Ensuite certains itinéraires ont vu leur cotation évoluer par rapport aux ouvrages précédents - jusque là pas de problême. Pourtant certains changements paraissent un peu louches. On pourra citer le Glacier Rond à l'Aiguille du Midi qui passe à 4.2/D avec 45-50°/800m. D'une part il me semble que c'est plutot 40-45° et surtout qu'avec des pentes comme ça on tape plutôt dans le 5.1. Autre exemple encore plus marquant : la face N de Bionnassay (par la voie Saudan), on lit 5.1/D pour 50°/800m avec danger 3 !!! Ca me semble bien sous-coté.

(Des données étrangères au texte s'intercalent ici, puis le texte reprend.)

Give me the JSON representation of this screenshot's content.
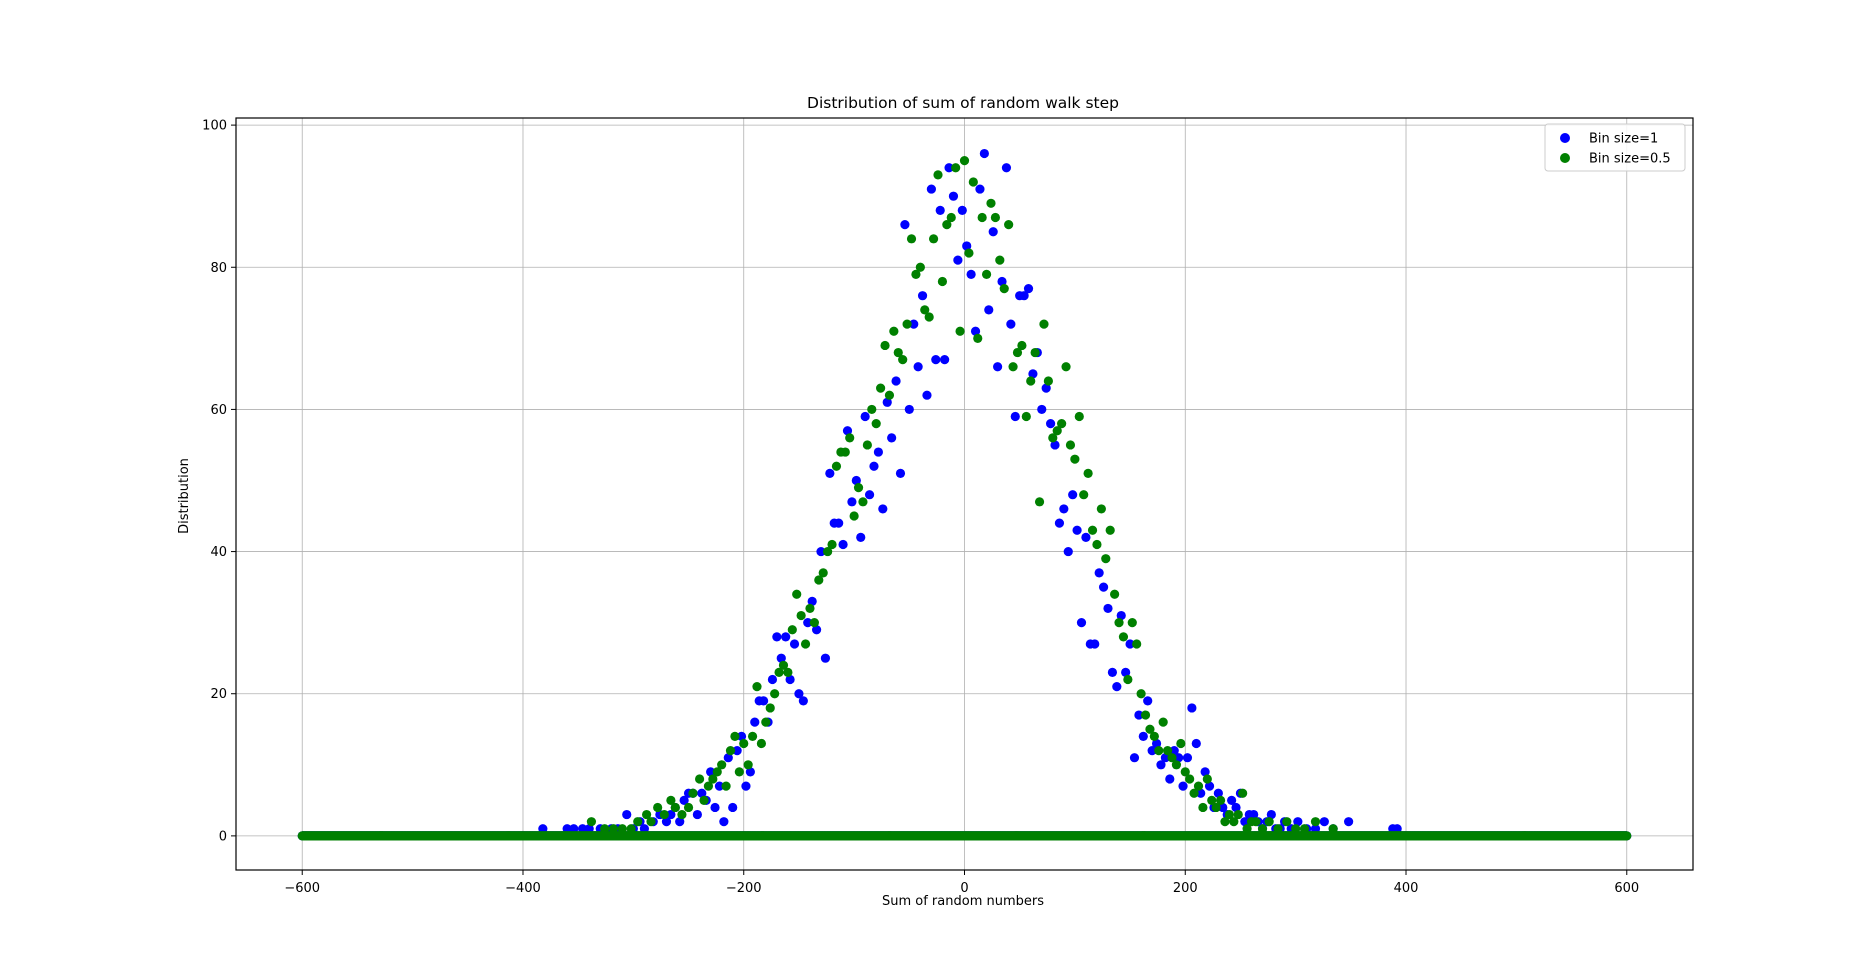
{
  "chart_data": {
    "type": "scatter",
    "title": "Distribution of sum of random walk step",
    "xlabel": "Sum of random numbers",
    "ylabel": "Distribution",
    "xlim": [
      -660,
      660
    ],
    "ylim": [
      -4.8,
      101
    ],
    "xticks": [
      -600,
      -400,
      -200,
      0,
      200,
      400,
      600
    ],
    "yticks": [
      0,
      20,
      40,
      60,
      80,
      100
    ],
    "grid": true,
    "legend_position": "top-right",
    "series": [
      {
        "name": "Bin size=1",
        "color": "#0000ff",
        "zero_baseline_range": [
          -600,
          600
        ],
        "points": [
          [
            -382,
            1
          ],
          [
            -360,
            1
          ],
          [
            -354,
            1
          ],
          [
            -346,
            1
          ],
          [
            -340,
            1
          ],
          [
            -330,
            1
          ],
          [
            -320,
            1
          ],
          [
            -314,
            1
          ],
          [
            -306,
            3
          ],
          [
            -300,
            1
          ],
          [
            -294,
            2
          ],
          [
            -290,
            1
          ],
          [
            -282,
            2
          ],
          [
            -276,
            3
          ],
          [
            -270,
            2
          ],
          [
            -266,
            3
          ],
          [
            -262,
            4
          ],
          [
            -258,
            2
          ],
          [
            -254,
            5
          ],
          [
            -250,
            6
          ],
          [
            -246,
            6
          ],
          [
            -242,
            3
          ],
          [
            -238,
            6
          ],
          [
            -234,
            5
          ],
          [
            -230,
            9
          ],
          [
            -226,
            4
          ],
          [
            -222,
            7
          ],
          [
            -218,
            2
          ],
          [
            -214,
            11
          ],
          [
            -210,
            4
          ],
          [
            -206,
            12
          ],
          [
            -202,
            14
          ],
          [
            -198,
            7
          ],
          [
            -194,
            9
          ],
          [
            -190,
            16
          ],
          [
            -186,
            19
          ],
          [
            -182,
            19
          ],
          [
            -178,
            16
          ],
          [
            -174,
            22
          ],
          [
            -170,
            28
          ],
          [
            -166,
            25
          ],
          [
            -162,
            28
          ],
          [
            -158,
            22
          ],
          [
            -154,
            27
          ],
          [
            -150,
            20
          ],
          [
            -146,
            19
          ],
          [
            -142,
            30
          ],
          [
            -138,
            33
          ],
          [
            -134,
            29
          ],
          [
            -130,
            40
          ],
          [
            -126,
            25
          ],
          [
            -122,
            51
          ],
          [
            -118,
            44
          ],
          [
            -114,
            44
          ],
          [
            -110,
            41
          ],
          [
            -106,
            57
          ],
          [
            -102,
            47
          ],
          [
            -98,
            50
          ],
          [
            -94,
            42
          ],
          [
            -90,
            59
          ],
          [
            -86,
            48
          ],
          [
            -82,
            52
          ],
          [
            -78,
            54
          ],
          [
            -74,
            46
          ],
          [
            -70,
            61
          ],
          [
            -66,
            56
          ],
          [
            -62,
            64
          ],
          [
            -58,
            51
          ],
          [
            -54,
            86
          ],
          [
            -50,
            60
          ],
          [
            -46,
            72
          ],
          [
            -42,
            66
          ],
          [
            -38,
            76
          ],
          [
            -34,
            62
          ],
          [
            -30,
            91
          ],
          [
            -26,
            67
          ],
          [
            -22,
            88
          ],
          [
            -18,
            67
          ],
          [
            -14,
            94
          ],
          [
            -10,
            90
          ],
          [
            -6,
            81
          ],
          [
            -2,
            88
          ],
          [
            2,
            83
          ],
          [
            6,
            79
          ],
          [
            10,
            71
          ],
          [
            14,
            91
          ],
          [
            18,
            96
          ],
          [
            22,
            74
          ],
          [
            26,
            85
          ],
          [
            30,
            66
          ],
          [
            34,
            78
          ],
          [
            38,
            94
          ],
          [
            42,
            72
          ],
          [
            46,
            59
          ],
          [
            50,
            76
          ],
          [
            54,
            76
          ],
          [
            58,
            77
          ],
          [
            62,
            65
          ],
          [
            66,
            68
          ],
          [
            70,
            60
          ],
          [
            74,
            63
          ],
          [
            78,
            58
          ],
          [
            82,
            55
          ],
          [
            86,
            44
          ],
          [
            90,
            46
          ],
          [
            94,
            40
          ],
          [
            98,
            48
          ],
          [
            102,
            43
          ],
          [
            106,
            30
          ],
          [
            110,
            42
          ],
          [
            114,
            27
          ],
          [
            118,
            27
          ],
          [
            122,
            37
          ],
          [
            126,
            35
          ],
          [
            130,
            32
          ],
          [
            134,
            23
          ],
          [
            138,
            21
          ],
          [
            142,
            31
          ],
          [
            146,
            23
          ],
          [
            150,
            27
          ],
          [
            154,
            11
          ],
          [
            158,
            17
          ],
          [
            162,
            14
          ],
          [
            166,
            19
          ],
          [
            170,
            12
          ],
          [
            174,
            13
          ],
          [
            178,
            10
          ],
          [
            182,
            11
          ],
          [
            186,
            8
          ],
          [
            190,
            12
          ],
          [
            194,
            11
          ],
          [
            198,
            7
          ],
          [
            202,
            11
          ],
          [
            206,
            18
          ],
          [
            210,
            13
          ],
          [
            214,
            6
          ],
          [
            218,
            9
          ],
          [
            222,
            7
          ],
          [
            226,
            4
          ],
          [
            230,
            6
          ],
          [
            234,
            4
          ],
          [
            238,
            3
          ],
          [
            242,
            5
          ],
          [
            246,
            4
          ],
          [
            250,
            6
          ],
          [
            254,
            2
          ],
          [
            258,
            3
          ],
          [
            262,
            3
          ],
          [
            266,
            2
          ],
          [
            270,
            1
          ],
          [
            274,
            2
          ],
          [
            278,
            3
          ],
          [
            282,
            1
          ],
          [
            286,
            1
          ],
          [
            290,
            2
          ],
          [
            296,
            1
          ],
          [
            302,
            2
          ],
          [
            310,
            1
          ],
          [
            318,
            1
          ],
          [
            326,
            2
          ],
          [
            334,
            1
          ],
          [
            348,
            2
          ],
          [
            388,
            1
          ],
          [
            392,
            1
          ]
        ]
      },
      {
        "name": "Bin size=0.5",
        "color": "#008000",
        "zero_baseline_range": [
          -600,
          600
        ],
        "points": [
          [
            -338,
            2
          ],
          [
            -326,
            1
          ],
          [
            -318,
            1
          ],
          [
            -310,
            1
          ],
          [
            -302,
            1
          ],
          [
            -296,
            2
          ],
          [
            -288,
            3
          ],
          [
            -284,
            2
          ],
          [
            -278,
            4
          ],
          [
            -272,
            3
          ],
          [
            -266,
            5
          ],
          [
            -262,
            4
          ],
          [
            -256,
            3
          ],
          [
            -250,
            4
          ],
          [
            -246,
            6
          ],
          [
            -240,
            8
          ],
          [
            -236,
            5
          ],
          [
            -232,
            7
          ],
          [
            -228,
            8
          ],
          [
            -224,
            9
          ],
          [
            -220,
            10
          ],
          [
            -216,
            7
          ],
          [
            -212,
            12
          ],
          [
            -208,
            14
          ],
          [
            -204,
            9
          ],
          [
            -200,
            13
          ],
          [
            -196,
            10
          ],
          [
            -192,
            14
          ],
          [
            -188,
            21
          ],
          [
            -184,
            13
          ],
          [
            -180,
            16
          ],
          [
            -176,
            18
          ],
          [
            -172,
            20
          ],
          [
            -168,
            23
          ],
          [
            -164,
            24
          ],
          [
            -160,
            23
          ],
          [
            -156,
            29
          ],
          [
            -152,
            34
          ],
          [
            -148,
            31
          ],
          [
            -144,
            27
          ],
          [
            -140,
            32
          ],
          [
            -136,
            30
          ],
          [
            -132,
            36
          ],
          [
            -128,
            37
          ],
          [
            -124,
            40
          ],
          [
            -120,
            41
          ],
          [
            -116,
            52
          ],
          [
            -112,
            54
          ],
          [
            -108,
            54
          ],
          [
            -104,
            56
          ],
          [
            -100,
            45
          ],
          [
            -96,
            49
          ],
          [
            -92,
            47
          ],
          [
            -88,
            55
          ],
          [
            -84,
            60
          ],
          [
            -80,
            58
          ],
          [
            -76,
            63
          ],
          [
            -72,
            69
          ],
          [
            -68,
            62
          ],
          [
            -64,
            71
          ],
          [
            -60,
            68
          ],
          [
            -56,
            67
          ],
          [
            -52,
            72
          ],
          [
            -48,
            84
          ],
          [
            -44,
            79
          ],
          [
            -40,
            80
          ],
          [
            -36,
            74
          ],
          [
            -32,
            73
          ],
          [
            -28,
            84
          ],
          [
            -24,
            93
          ],
          [
            -20,
            78
          ],
          [
            -16,
            86
          ],
          [
            -12,
            87
          ],
          [
            -8,
            94
          ],
          [
            -4,
            71
          ],
          [
            0,
            95
          ],
          [
            4,
            82
          ],
          [
            8,
            92
          ],
          [
            12,
            70
          ],
          [
            16,
            87
          ],
          [
            20,
            79
          ],
          [
            24,
            89
          ],
          [
            28,
            87
          ],
          [
            32,
            81
          ],
          [
            36,
            77
          ],
          [
            40,
            86
          ],
          [
            44,
            66
          ],
          [
            48,
            68
          ],
          [
            52,
            69
          ],
          [
            56,
            59
          ],
          [
            60,
            64
          ],
          [
            64,
            68
          ],
          [
            68,
            47
          ],
          [
            72,
            72
          ],
          [
            76,
            64
          ],
          [
            80,
            56
          ],
          [
            84,
            57
          ],
          [
            88,
            58
          ],
          [
            92,
            66
          ],
          [
            96,
            55
          ],
          [
            100,
            53
          ],
          [
            104,
            59
          ],
          [
            108,
            48
          ],
          [
            112,
            51
          ],
          [
            116,
            43
          ],
          [
            120,
            41
          ],
          [
            124,
            46
          ],
          [
            128,
            39
          ],
          [
            132,
            43
          ],
          [
            136,
            34
          ],
          [
            140,
            30
          ],
          [
            144,
            28
          ],
          [
            148,
            22
          ],
          [
            152,
            30
          ],
          [
            156,
            27
          ],
          [
            160,
            20
          ],
          [
            164,
            17
          ],
          [
            168,
            15
          ],
          [
            172,
            14
          ],
          [
            176,
            12
          ],
          [
            180,
            16
          ],
          [
            184,
            12
          ],
          [
            188,
            11
          ],
          [
            192,
            10
          ],
          [
            196,
            13
          ],
          [
            200,
            9
          ],
          [
            204,
            8
          ],
          [
            208,
            6
          ],
          [
            212,
            7
          ],
          [
            216,
            4
          ],
          [
            220,
            8
          ],
          [
            224,
            5
          ],
          [
            228,
            4
          ],
          [
            232,
            5
          ],
          [
            236,
            2
          ],
          [
            240,
            3
          ],
          [
            244,
            2
          ],
          [
            248,
            3
          ],
          [
            252,
            6
          ],
          [
            256,
            1
          ],
          [
            260,
            2
          ],
          [
            264,
            2
          ],
          [
            270,
            1
          ],
          [
            276,
            2
          ],
          [
            284,
            1
          ],
          [
            292,
            2
          ],
          [
            300,
            1
          ],
          [
            308,
            1
          ],
          [
            318,
            2
          ],
          [
            334,
            1
          ]
        ]
      }
    ]
  }
}
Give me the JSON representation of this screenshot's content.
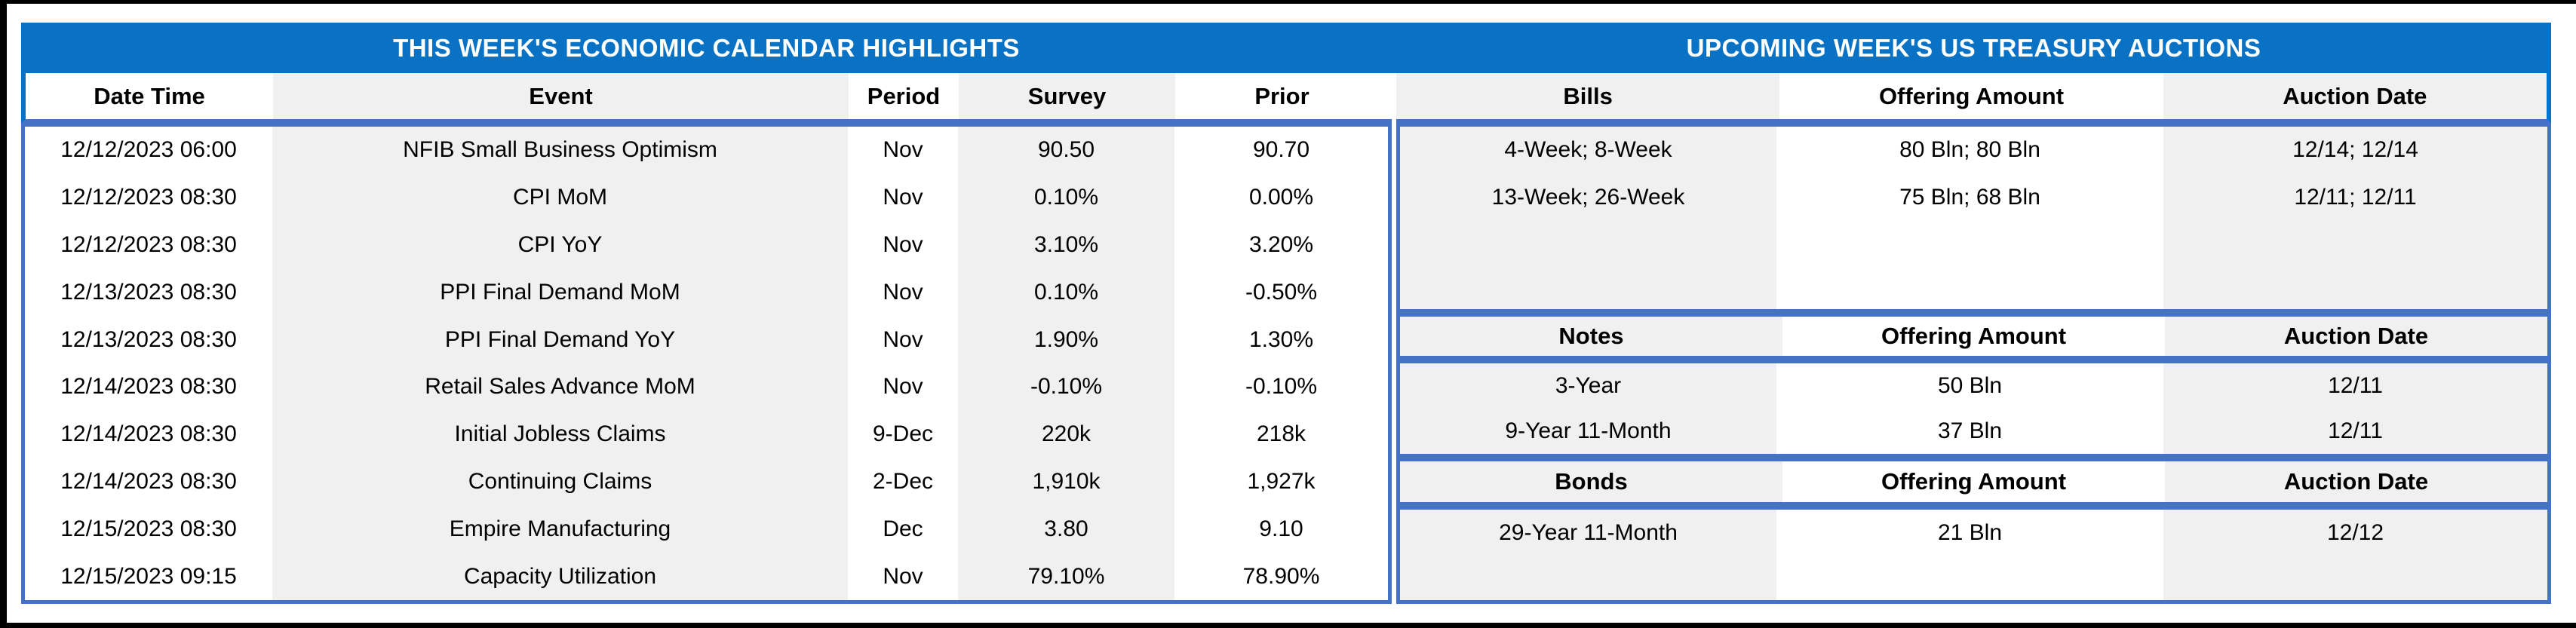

En contre-partie, un grand nombre d'itinéraires ont des cotations technique et d'ensemble plus classiques qui prouvent qu'il ne s'agit pas d'un système de cotation complètement nouveau (ce qui serait stupide vu que les lecteurs ne s'y retrouveraient plus). Finalement je reste assez perplexe et parfois un peu dubitatif. Remarquez je suis plutot content : le Spencer est passé à 4.3/D/danger 2. C'est sur, j'y vais au printemps prochain ! ;D
Les Aiguilles Rouges, massif assez couvert ???
Si la partie traitant du massif du Mont Blanc est assez bien fournie, je suis resté sur ma faim en ce qui concerne la partie relative aux Aiguilles Rouges. Ca parait un peu baclé quand même et un certain nombre d'itinéraires sont passés à la trappe. A mon sens, c'est une erreur d'avoir voulu traiter de ce massif bien distinct qui mériterait un topo à lui tout seul ou plutot en association avec les autres massifs du Nord de la Haute Savoie, le Faucigny et le Chablais. A propos, Monsieur Baud, j'ai cru flairer un sous-entendu à propos d'un futur topoguide consacré au Chablais. Me trompe-je ??
"Mont Blanc et Aiguilles Rouges à ski", par Anselme Baud aux Editions Nevicata. 2002, 287 pages, 28.5 euros au Vieux Campeur de Thonon.